Monday, January 12, 2009

PHP/Groovy Bridge

Ah, something new and shiny in Project Zero to talk about.

Zero supports three languages: Java, PHP and Groovy. It also supports a workflow runtime called Assemble and since that stores its flows as XML, and workflows are kind of like code, I suppose it could be considered an unofficial fourth language. 

Anyway I digress. Up until recently the PHP runtime was treating Groovy code just the same as Java. Anyone could compile a Groovy class to Java class files using the Groovy compiler. Those class files could then be dropped into a Zero application and used in PHP through the PHP/Java Bridge.

The problem is that Groovy isn’t the same as Java. Groovy adds lots of scripting features over and above Java’s current capabilities. Closures being one obvious highlight. This shines through if Groovy classes are used through a PHP/Java Bridge, it all just looks like Java. Take for example the following Groovy class that makes use of Groovy’s interceptors:

class Dynamic {
    def storage = [:]

  def invokeMethod(String name, args) {
  return "Hello World!";
  }

  def getProperty(String name) { 
storage[name] 
  }

  void setProperty(String name, value) { 
storage[name] = value 
  }
}

Another piece of Groovy can use this as follows:

foo = new Dynamic();
foo.bar();
foo.guff = "Hello World!";
print foo.guff;

Now see how this looks from a Java client:

public class Test {
  public static void main(String[] args) {
  Dynamic foo = new Dynamic();
  String result = (String) 
  foo.invokeMethod("sayHello", null);

        foo.setProperty("guff", "Hello World!");
        result = (String) foo.getProperty("guff");
    }
}

Yuck! And the same applies if we use this class in PHP through the Java Bridge. Well the PHP/Groovy Bridge solves this problem by integrating PHP and Groovy as first class citizens - see how it looks with the Groovy Bridge:

<?php

groovy_import("dynamic.groovy");

$foo = new Dynamic();
$foo->bar();
$foo->guff = "Hello World!";
echo $foo->guff;

?>

That’s better! Intuitive use of the Groovy class as intended. The groovy_import function is just one aspect of the PHP/Groovy Bridge. It also supports a range of other nice Groovy interop features including closures, currying and range objects. With this in mind I’ve put a slide cast up here where I ramble my way through an explanation of the PHP/Groovy Bridge.

The product documentation for the PHP/Groovy Bridge is also available here.

3 comments:

  1. Hi,

    Excellent tutorial.

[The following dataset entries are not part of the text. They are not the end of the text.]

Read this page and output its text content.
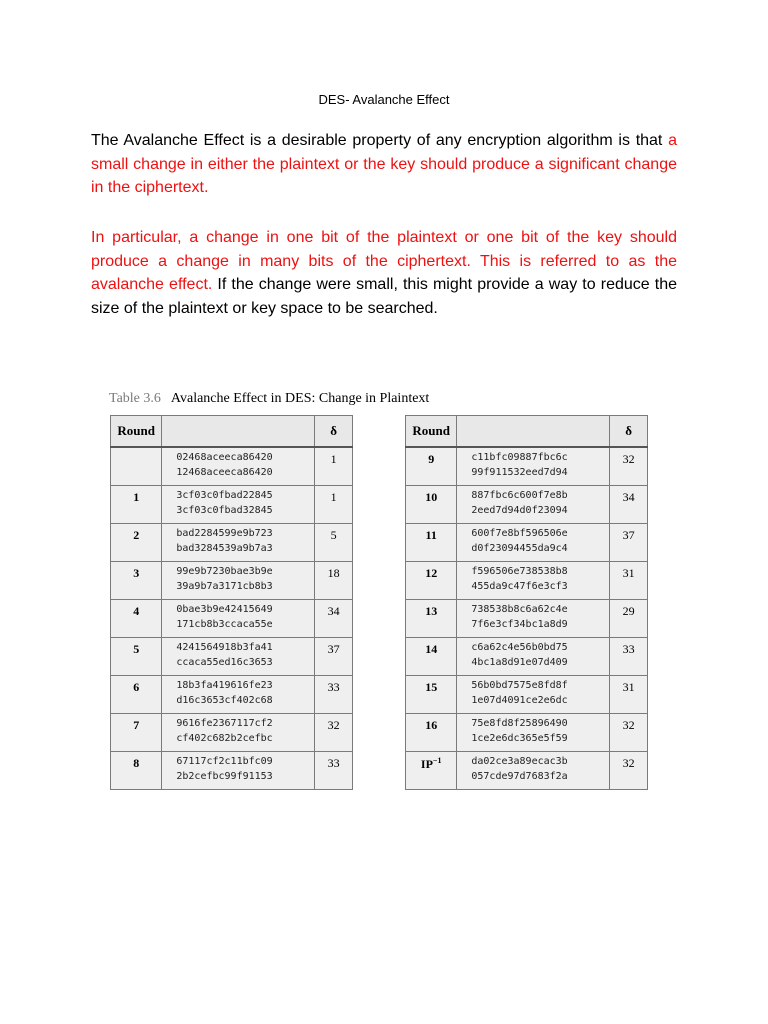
DES- Avalanche Effect

The Avalanche Effect is a desirable property of any encryption algorithm is that a small change in either the plaintext or the key should produce a significant change in the ciphertext.

In particular, a change in one bit of the plaintext or one bit of the key should produce a change in many bits of the ciphertext. This is referred to as the avalanche effect. If the change were small, this might provide a way to reduce the size of the plaintext or key space to be searched.

Table 3.6 Avalanche Effect in DES: Change in Plaintext
Round		δ

	02468aceeca86420
12468aceeca86420	1
1	3cf03c0fbad22845
3cf03c0fbad32845	1
2	bad2284599e9b723
bad3284539a9b7a3	5
3	99e9b7230bae3b9e
39a9b7a3171cb8b3	18
4	0bae3b9e42415649
171cb8b3ccaca55e	34
5	4241564918b3fa41
ccaca55ed16c3653	37
6	18b3fa419616fe23
d16c3653cf402c68	33
7	9616fe2367117cf2
cf402c682b2cefbc	32
8	67117cf2c11bfc09
2b2cefbc99f91153	33
Round		δ
9	c11bfc09887fbc6c
99f911532eed7d94	32
10	887fbc6c600f7e8b
2eed7d94d0f23094	34
11	600f7e8bf596506e
d0f23094455da9c4	37
12	f596506e738538b8
455da9c47f6e3cf3	31
13	738538b8c6a62c4e
7f6e3cf34bc1a8d9	29
14	c6a62c4e56b0bd75
4bc1a8d91e07d409	33
15	56b0bd7575e8fd8f
1e07d4091ce2e6dc	31
16	75e8fd8f25896490
1ce2e6dc365e5f59	32
$IP^{-1}$	da02ce3a89ecac3b
057cde97d7683f2a	32
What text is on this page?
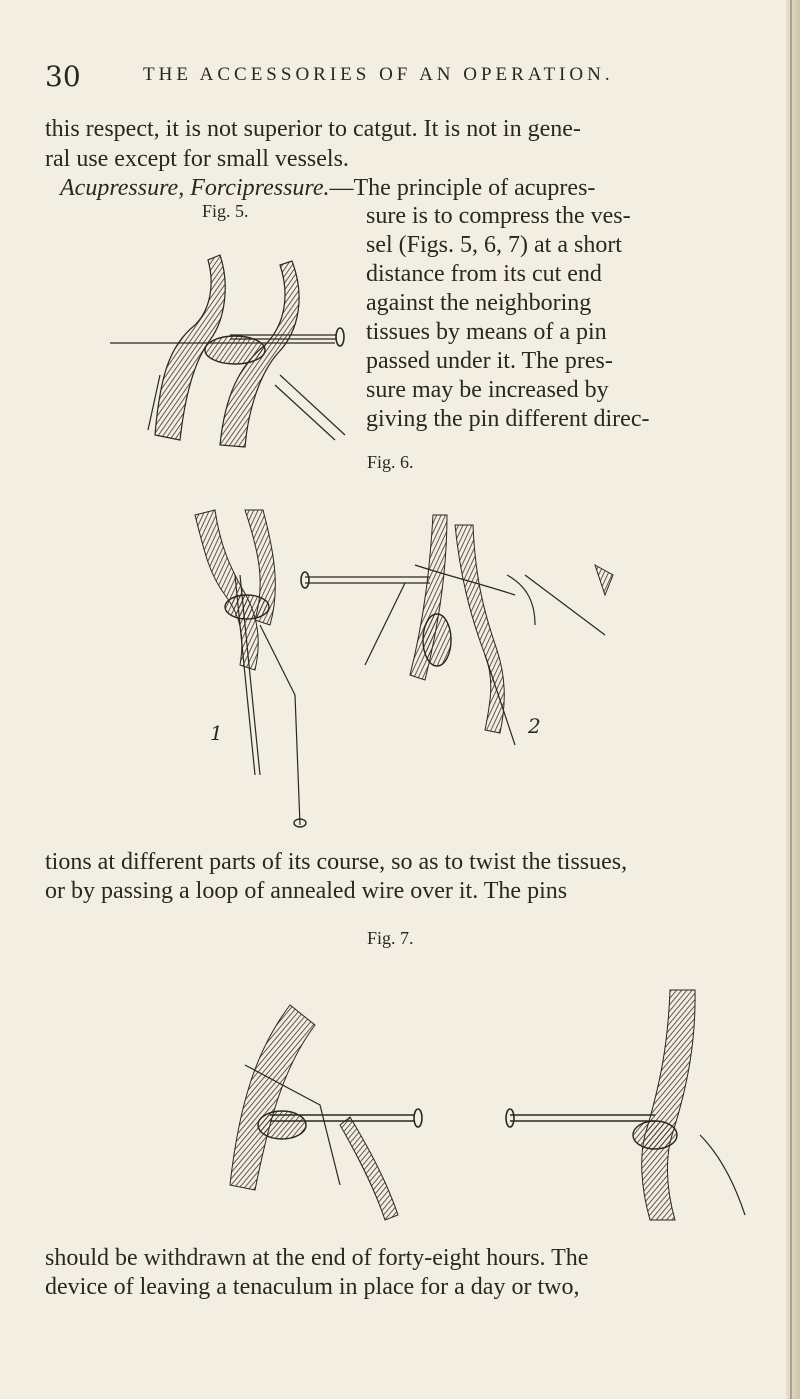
30	THE ACCESSORIES OF AN OPERATION.
this respect, it is not superior to catgut. It is not in gene-
ral use except for small vessels.
Acupressure, Forcipressure.—The principle of acupres-
Fig. 5.	sure is to compress the ves-
sel (Figs. 5, 6, 7) at a short
distance from its cut end
against the neighboring
tissues by means of a pin
passed under it. The pres-
sure may be increased by
giving the pin different direc-
Fig. 6.
1	2
tions at different parts of its course, so as to twist the tissues,
or by passing a loop of annealed wire over it. The pins
Fig. 7.
should be withdrawn at the end of forty-eight hours. The
device of leaving a tenaculum in place for a day or two,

But, how can i integrate groovy into a simple Apache/Linux with PHP 5.3 ?

    It's a PECL ?

    ReplyDelete
  2. Hi, the PHP/Groovy Bridge does not run in any version of php.net - it runs as part of Project Zero (www.projectzero.org). Zero contains its own built in Web Server and an implementation of PHP which is compatible with php.net v5.2.

    We don't currently have any plans to upgrade the engine to be compatible with v5.3 as it is only in alpha at the moment. If this is important to you then please get on the Zero forums and lets the team know. We try to be as responsive as possible to feature requests!

    If you would like to try out Zero you will need the latest version of Zero, code-named Sebring. Please do check the license - I believe it it free to use in a production environment for up to four copies per location and on a machine that has no more than four cores.